T. J. Jackson Lears, one of America's most well-known and distinguished cultural historians, will give a lecture titled "Capitalism and Chance in 20th Century America," at 8 p.m. on Thursday, Oct. 3, in the Welles-Brown Room of Rush Rhees Library on the University of Rochester's River Campus. This talk is part of the Department of History's annual Verne Moore Lecture Series.

Lears will discuss the emergence, consolidation, and fragmentation of a managerial ethos in 20th century American culture. The discussion will take listeners through the attempts of monopolists, such as John D. Rockefeller, and of social democrats, such as John Maynard Keynes, to tame American economic life, and will discuss the results of these efforts to exert managerial controls over capitalism. The discussion will be a reinterpretation of 20th century U.S. history through a focus on the continuing balance of tensions between chance and control.
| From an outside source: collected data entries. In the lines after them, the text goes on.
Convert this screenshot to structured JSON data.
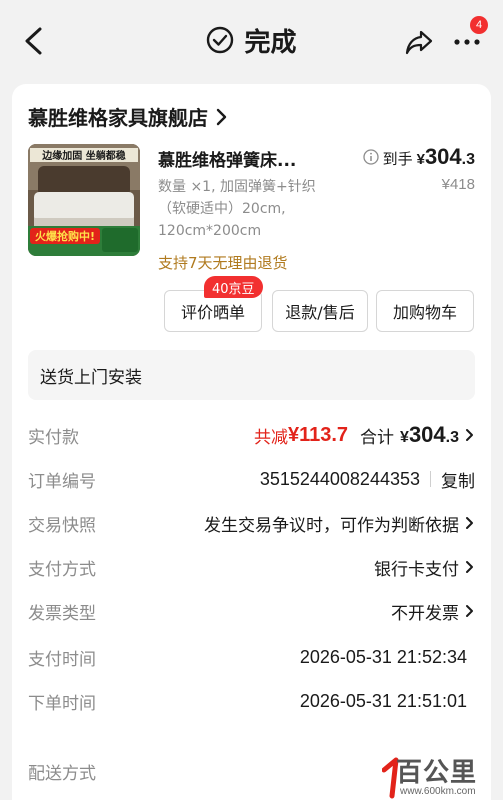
{
  "header": {
    "title": "完成",
    "notification_count": "4",
    "icons": {
      "back": "chevron-left-icon",
      "status": "check-circle-icon",
      "share": "share-icon",
      "more": "more-icon"
    }
  },
  "store": {
    "name": "慕胜维格家具旗舰店"
  },
  "product": {
    "title": "慕胜维格弹簧床...",
    "spec": "数量 ×1, 加固弹簧+针织（软硬适中）20cm, 120cm*200cm",
    "return_policy": "支持7天无理由退货",
    "price_label": "到手",
    "price_currency": "¥",
    "price_integer": "304",
    "price_decimal": ".3",
    "original_price": "¥418",
    "image_caption": "边缘加固 坐躺都稳",
    "image_sale_text": "火爆抢购中!"
  },
  "actions": {
    "review_label": "评价晒单",
    "review_badge": "40京豆",
    "refund_label": "退款/售后",
    "cart_label": "加购物车"
  },
  "install_service": "送货上门安装",
  "details": {
    "paid": {
      "label": "实付款",
      "discount_text": "共减",
      "discount_amount": "¥113.7",
      "total_text": "合计",
      "total_currency": "¥",
      "total_integer": "304",
      "total_decimal": ".3"
    },
    "order_no": {
      "label": "订单编号",
      "value": "3515244008244353",
      "copy_label": "复制"
    },
    "snapshot": {
      "label": "交易快照",
      "value": "发生交易争议时，可作为判断依据"
    },
    "payment": {
      "label": "支付方式",
      "value": "银行卡支付"
    },
    "invoice": {
      "label": "发票类型",
      "value": "不开发票"
    },
    "pay_time": {
      "label": "支付时间",
      "value": "2026-05-31 21:52:34"
    },
    "order_time": {
      "label": "下单时间",
      "value": "2026-05-31 21:51:01"
    },
    "delivery": {
      "label": "配送方式"
    }
  },
  "watermark": {
    "text": "百公里",
    "url": "www.600km.com"
  },
  "colors": {
    "accent_red": "#e2231a",
    "badge_red": "#f23030",
    "gold": "#b07a1e",
    "muted": "#8c8c8c"
  }
}
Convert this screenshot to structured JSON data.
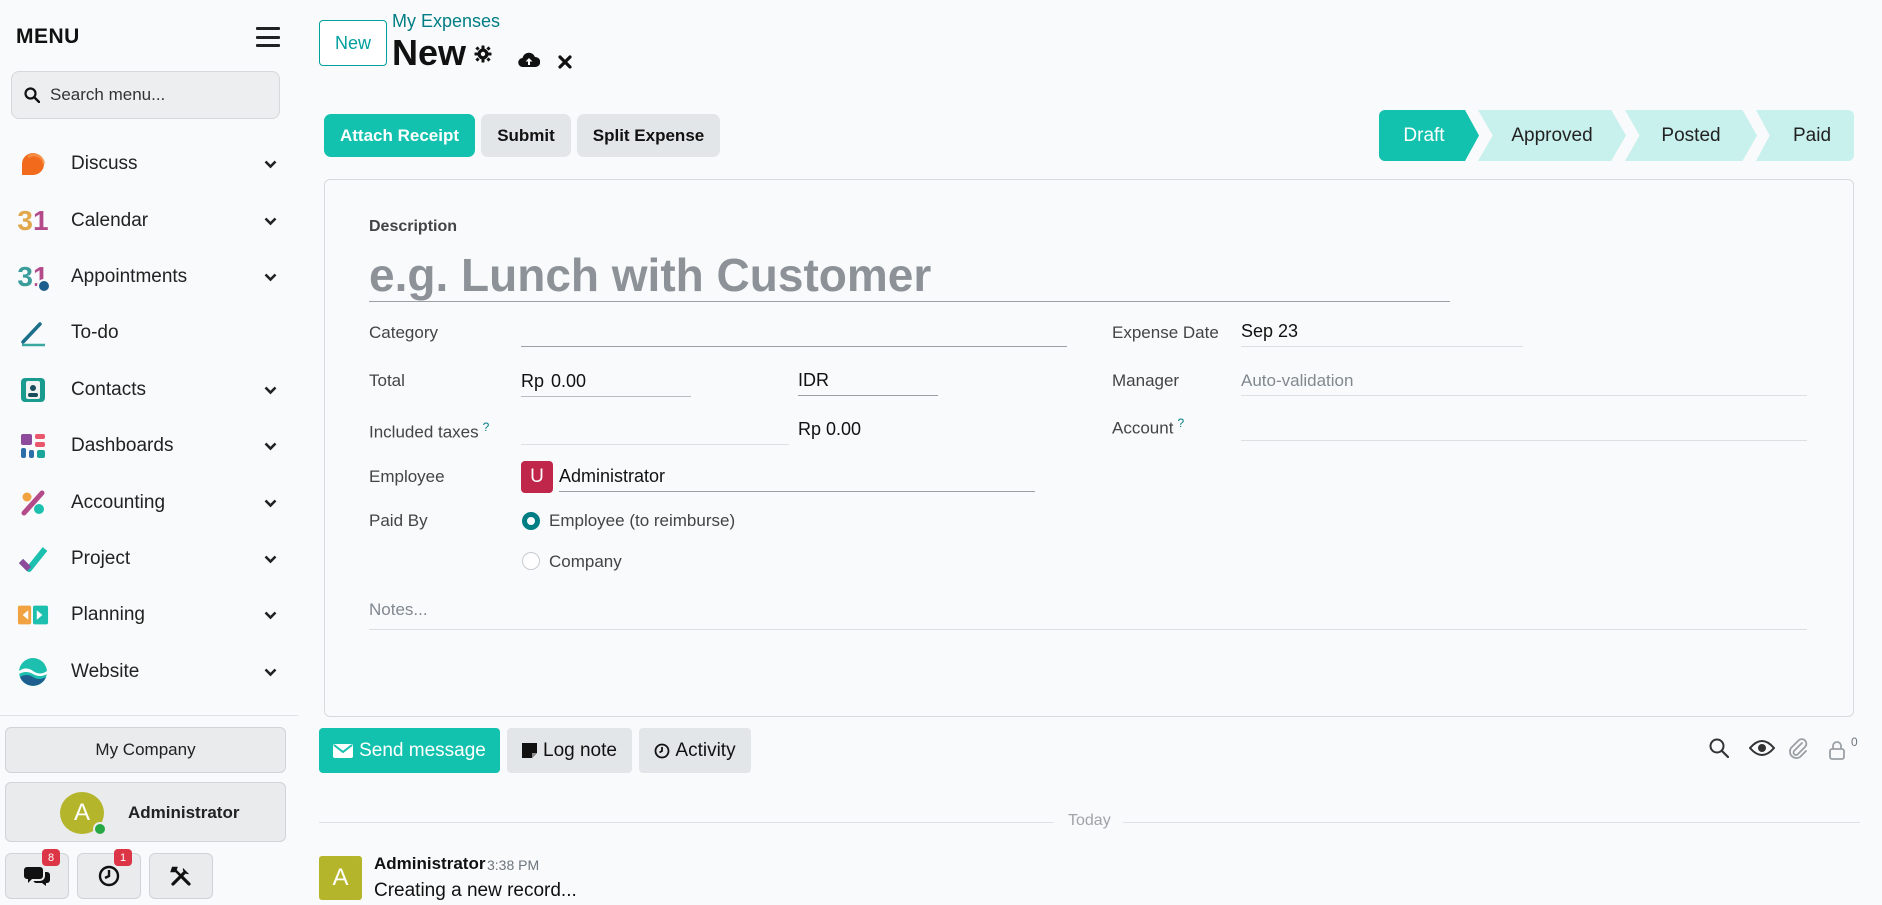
{
  "sidebar": {
    "title": "MENU",
    "search_placeholder": "Search menu...",
    "items": [
      {
        "label": "Discuss",
        "has_children": true
      },
      {
        "label": "Calendar",
        "has_children": true
      },
      {
        "label": "Appointments",
        "has_children": true
      },
      {
        "label": "To-do",
        "has_children": false
      },
      {
        "label": "Contacts",
        "has_children": true
      },
      {
        "label": "Dashboards",
        "has_children": true
      },
      {
        "label": "Accounting",
        "has_children": true
      },
      {
        "label": "Project",
        "has_children": true
      },
      {
        "label": "Planning",
        "has_children": true
      },
      {
        "label": "Website",
        "has_children": true
      }
    ],
    "calendar_icon_text": "31",
    "company": "My Company",
    "user": {
      "initial": "A",
      "name": "Administrator",
      "avatar_color": "#b5b52b"
    },
    "tools": {
      "messages_count": "8",
      "activities_count": "1"
    }
  },
  "header": {
    "new_button": "New",
    "breadcrumb": "My Expenses",
    "record_title": "New"
  },
  "actions": {
    "attach_receipt": "Attach Receipt",
    "submit": "Submit",
    "split_expense": "Split Expense"
  },
  "status": {
    "steps": [
      "Draft",
      "Approved",
      "Posted",
      "Paid"
    ],
    "active": "Draft",
    "active_color": "#13c2ae",
    "inactive_color": "#c8f0ec"
  },
  "form": {
    "description_label": "Description",
    "description_placeholder": "e.g. Lunch with Customer",
    "category_label": "Category",
    "category_value": "",
    "total_label": "Total",
    "total_currency_symbol": "Rp",
    "total_value": "0.00",
    "currency": "IDR",
    "included_taxes_label": "Included taxes",
    "help_mark": "?",
    "included_taxes_value": "Rp 0.00",
    "employee_label": "Employee",
    "employee_initial": "U",
    "employee_value": "Administrator",
    "paid_by_label": "Paid By",
    "paid_by_options": [
      "Employee (to reimburse)",
      "Company"
    ],
    "paid_by_selected": "Employee (to reimburse)",
    "expense_date_label": "Expense Date",
    "expense_date_value": "Sep 23",
    "manager_label": "Manager",
    "manager_placeholder": "Auto-validation",
    "account_label": "Account",
    "account_value": "",
    "notes_placeholder": "Notes..."
  },
  "chatter": {
    "send_message": "Send message",
    "log_note": "Log note",
    "activity": "Activity",
    "follower_count": "0",
    "date_separator": "Today",
    "messages": [
      {
        "author": "Administrator",
        "initial": "A",
        "time": "3:38 PM",
        "body": "Creating a new record..."
      }
    ]
  }
}
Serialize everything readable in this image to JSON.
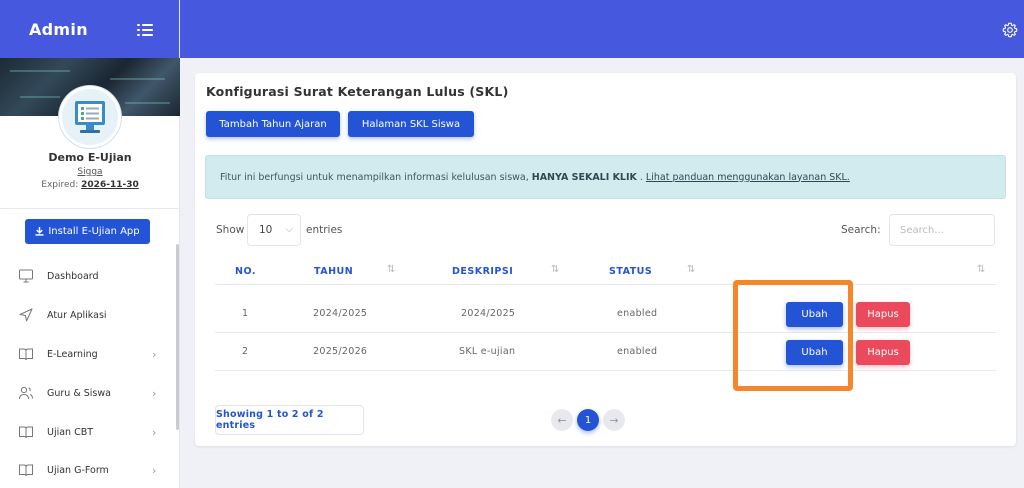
{
  "brand": {
    "title": "Admin",
    "menu_icon": "hamburger-icon"
  },
  "profile": {
    "name": "Demo E-Ujian",
    "username": "Sigga",
    "expired_label": "Expired:",
    "expired_date": "2026-11-30"
  },
  "install_button": {
    "label": "Install E-Ujian App",
    "icon": "download-icon"
  },
  "sidebar": {
    "items": [
      {
        "label": "Dashboard",
        "icon": "monitor-icon",
        "has_children": false
      },
      {
        "label": "Atur Aplikasi",
        "icon": "send-icon",
        "has_children": false
      },
      {
        "label": "E-Learning",
        "icon": "book-icon",
        "has_children": true
      },
      {
        "label": "Guru & Siswa",
        "icon": "users-icon",
        "has_children": true
      },
      {
        "label": "Ujian CBT",
        "icon": "book-icon",
        "has_children": true
      },
      {
        "label": "Ujian G-Form",
        "icon": "book-icon",
        "has_children": true
      }
    ],
    "chevron": "›"
  },
  "topbar": {
    "settings_icon": "gear-icon"
  },
  "card": {
    "title": "Konfigurasi Surat Keterangan Lulus (SKL)",
    "buttons": {
      "add_year": "Tambah Tahun Ajaran",
      "skl_page": "Halaman SKL Siswa"
    },
    "alert": {
      "text": "Fitur ini berfungsi untuk menampilkan informasi kelulusan siswa,",
      "bold": "HANYA SEKALI KLIK",
      "dot": ".",
      "link": "Lihat panduan menggunakan layanan SKL."
    }
  },
  "table_controls": {
    "show_label": "Show",
    "page_size": "10",
    "entries_label": "entries",
    "search_label": "Search:",
    "search_placeholder": "Search..."
  },
  "table": {
    "columns": [
      "NO.",
      "TAHUN",
      "DESKRIPSI",
      "STATUS"
    ],
    "sort_glyph": "⇅",
    "rows": [
      {
        "no": "1",
        "tahun": "2024/2025",
        "deskripsi": "2024/2025",
        "status": "enabled",
        "edit": "Ubah",
        "delete": "Hapus"
      },
      {
        "no": "2",
        "tahun": "2025/2026",
        "deskripsi": "SKL e-ujian",
        "status": "enabled",
        "edit": "Ubah",
        "delete": "Hapus"
      }
    ]
  },
  "footer": {
    "info": "Showing 1 to 2 of 2 entries",
    "prev": "←",
    "current_page": "1",
    "next": "→"
  },
  "colors": {
    "primary": "#2454d6",
    "topbar": "#4658de",
    "danger": "#ea4a5c",
    "highlight": "#f5862a",
    "alert_bg": "#d2ebef"
  }
}
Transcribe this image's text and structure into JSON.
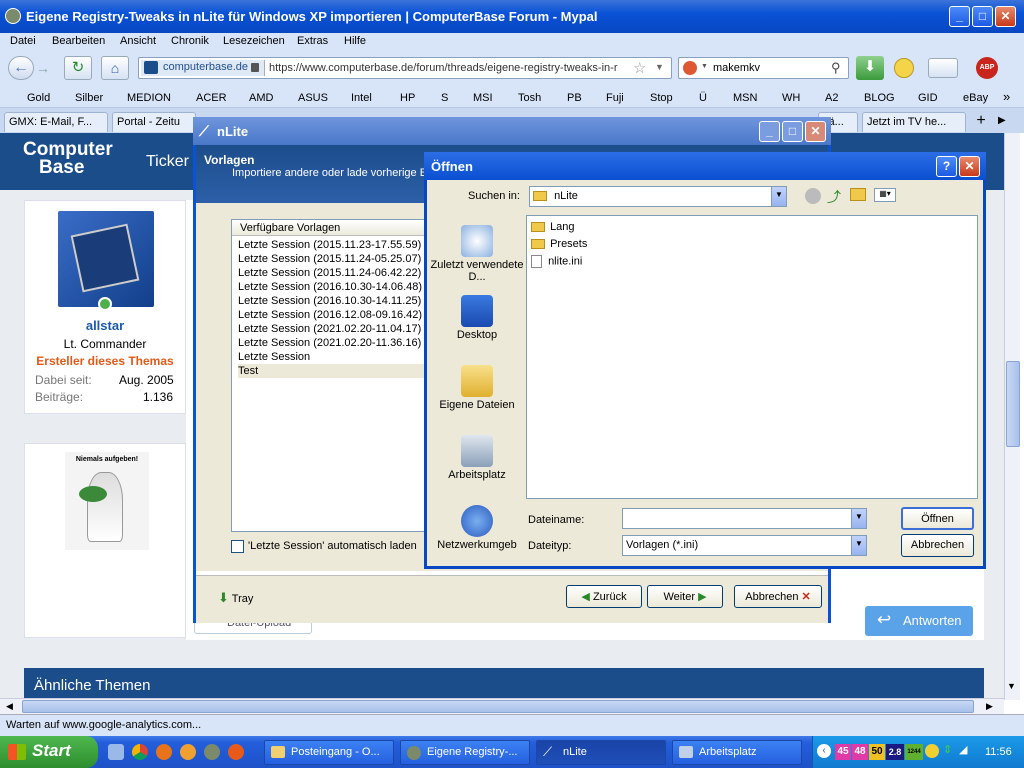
{
  "browser": {
    "title": "Eigene Registry-Tweaks in nLite für Windows XP importieren | ComputerBase Forum - Mypal",
    "menu": [
      "Datei",
      "Bearbeiten",
      "Ansicht",
      "Chronik",
      "Lesezeichen",
      "Extras",
      "Hilfe"
    ],
    "site_badge": "computerbase.de",
    "url": "https://www.computerbase.de/forum/threads/eigene-registry-tweaks-in-r",
    "search_value": "makemkv",
    "bookmarks": [
      "Gold",
      "Silber",
      "MEDION",
      "ACER",
      "AMD",
      "ASUS",
      "Intel",
      "HP",
      "S",
      "MSI",
      "Tosh",
      "PB",
      "Fuji",
      "Stop",
      "Ü",
      "MSN",
      "WH",
      "A2",
      "BLOG",
      "GID",
      "eBay"
    ],
    "tabs": [
      "GMX: E-Mail, F...",
      "Portal - Zeitu",
      "itä...",
      "Jetzt im TV he..."
    ],
    "status": "Warten auf www.google-analytics.com..."
  },
  "forum": {
    "logo_top": "Computer",
    "logo_bottom": "Base",
    "nav_item": "Ticker",
    "user": {
      "name": "allstar",
      "rank": "Lt. Commander",
      "badge": "Ersteller dieses Themas",
      "joined_label": "Dabei seit:",
      "joined_value": "Aug. 2005",
      "posts_label": "Beiträge:",
      "posts_value": "1.136",
      "avatar_caption": "Niemals aufgeben!"
    },
    "upload_label": "Datei-Upload",
    "reply_label": "Antworten",
    "similar_title": "Ähnliche Themen"
  },
  "nlite": {
    "title": "nLite",
    "section_title": "Vorlagen",
    "section_desc": "Importiere andere oder lade vorherige Ein",
    "list_header": "Verfügbare Vorlagen",
    "items": [
      "Letzte Session (2015.11.23-17.55.59)",
      "Letzte Session (2015.11.24-05.25.07)",
      "Letzte Session (2015.11.24-06.42.22)",
      "Letzte Session (2016.10.30-14.06.48)",
      "Letzte Session (2016.10.30-14.11.25)",
      "Letzte Session (2016.12.08-09.16.42)",
      "Letzte Session (2021.02.20-11.04.17)",
      "Letzte Session (2021.02.20-11.36.16)",
      "Letzte Session",
      "Test"
    ],
    "auto_load": "'Letzte Session' automatisch laden",
    "tray": "Tray",
    "back": "Zurück",
    "next": "Weiter",
    "cancel": "Abbrechen"
  },
  "open_dialog": {
    "title": "Öffnen",
    "look_in_label": "Suchen in:",
    "look_in_value": "nLite",
    "places": [
      "Zuletzt verwendete D...",
      "Desktop",
      "Eigene Dateien",
      "Arbeitsplatz",
      "Netzwerkumgeb"
    ],
    "files": [
      "Lang",
      "Presets",
      "nlite.ini"
    ],
    "filename_label": "Dateiname:",
    "filename_value": "",
    "filetype_label": "Dateityp:",
    "filetype_value": "Vorlagen (*.ini)",
    "open_btn": "Öffnen",
    "cancel_btn": "Abbrechen"
  },
  "taskbar": {
    "start": "Start",
    "tasks": [
      "Posteingang - O...",
      "Eigene Registry-...",
      "nLite",
      "Arbeitsplatz"
    ],
    "tray_numbers": [
      "45",
      "48",
      "50",
      "2.8",
      "1244"
    ],
    "clock": "11:56"
  }
}
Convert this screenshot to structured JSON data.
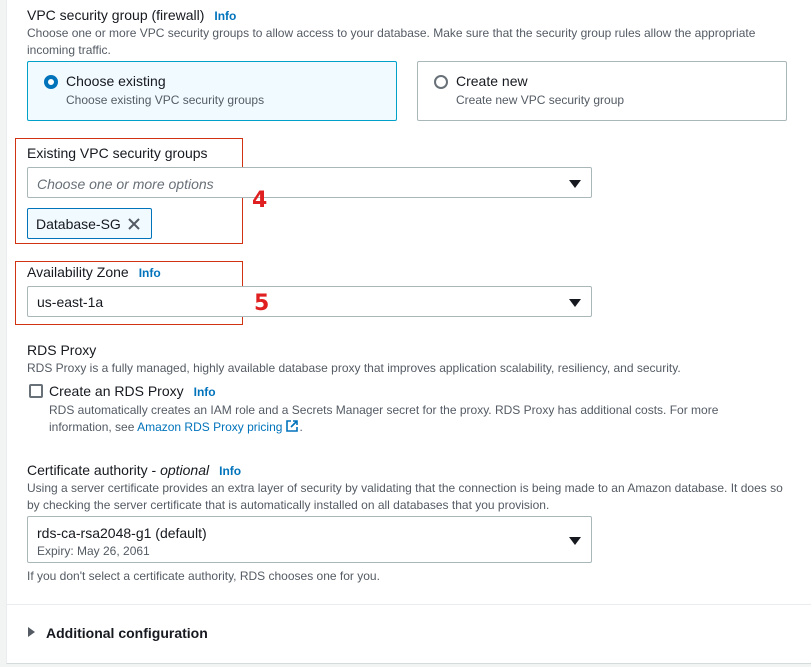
{
  "vpc_sg": {
    "title": "VPC security group (firewall)",
    "info": "Info",
    "description": "Choose one or more VPC security groups to allow access to your database. Make sure that the security group rules allow the appropriate incoming traffic.",
    "options": [
      {
        "title": "Choose existing",
        "desc": "Choose existing VPC security groups",
        "selected": true
      },
      {
        "title": "Create new",
        "desc": "Create new VPC security group",
        "selected": false
      }
    ]
  },
  "existing_sg": {
    "label": "Existing VPC security groups",
    "placeholder": "Choose one or more options",
    "tokens": [
      "Database-SG"
    ],
    "marker": "4"
  },
  "az": {
    "label": "Availability Zone",
    "info": "Info",
    "value": "us-east-1a",
    "marker": "5"
  },
  "rds_proxy": {
    "title": "RDS Proxy",
    "description": "RDS Proxy is a fully managed, highly available database proxy that improves application scalability, resiliency, and security.",
    "checkbox_label": "Create an RDS Proxy",
    "info": "Info",
    "checked": false,
    "help_text": "RDS automatically creates an IAM role and a Secrets Manager secret for the proxy. RDS Proxy has additional costs. For more information, see",
    "link_text": "Amazon RDS Proxy pricing",
    "help_end": "."
  },
  "cert": {
    "label": "Certificate authority",
    "optional": "optional",
    "dash": " - ",
    "info": "Info",
    "description": "Using a server certificate provides an extra layer of security by validating that the connection is being made to an Amazon database. It does so by checking the server certificate that is automatically installed on all databases that you provision.",
    "value": "rds-ca-rsa2048-g1 (default)",
    "sub": "Expiry: May 26, 2061",
    "constraint": "If you don't select a certificate authority, RDS chooses one for you."
  },
  "additional": {
    "label": "Additional configuration"
  },
  "colors": {
    "accent": "#0073bb",
    "marker": "#e02020"
  }
}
Lears is Board of Governors Distinguished Professor of History and Editor-in-Chief of The Raritan Quarterly Review at Rutgers University, where he specializes in social and cultural history. His essays and reviews appear in national publications such as The New Republic and The Nation. In addition, he has received a number of honors and awards including the Los Angeles Times Book Award and the NJ-NEH Book Award for his book Fables of Abundance: A Cultural History of Advertising in America.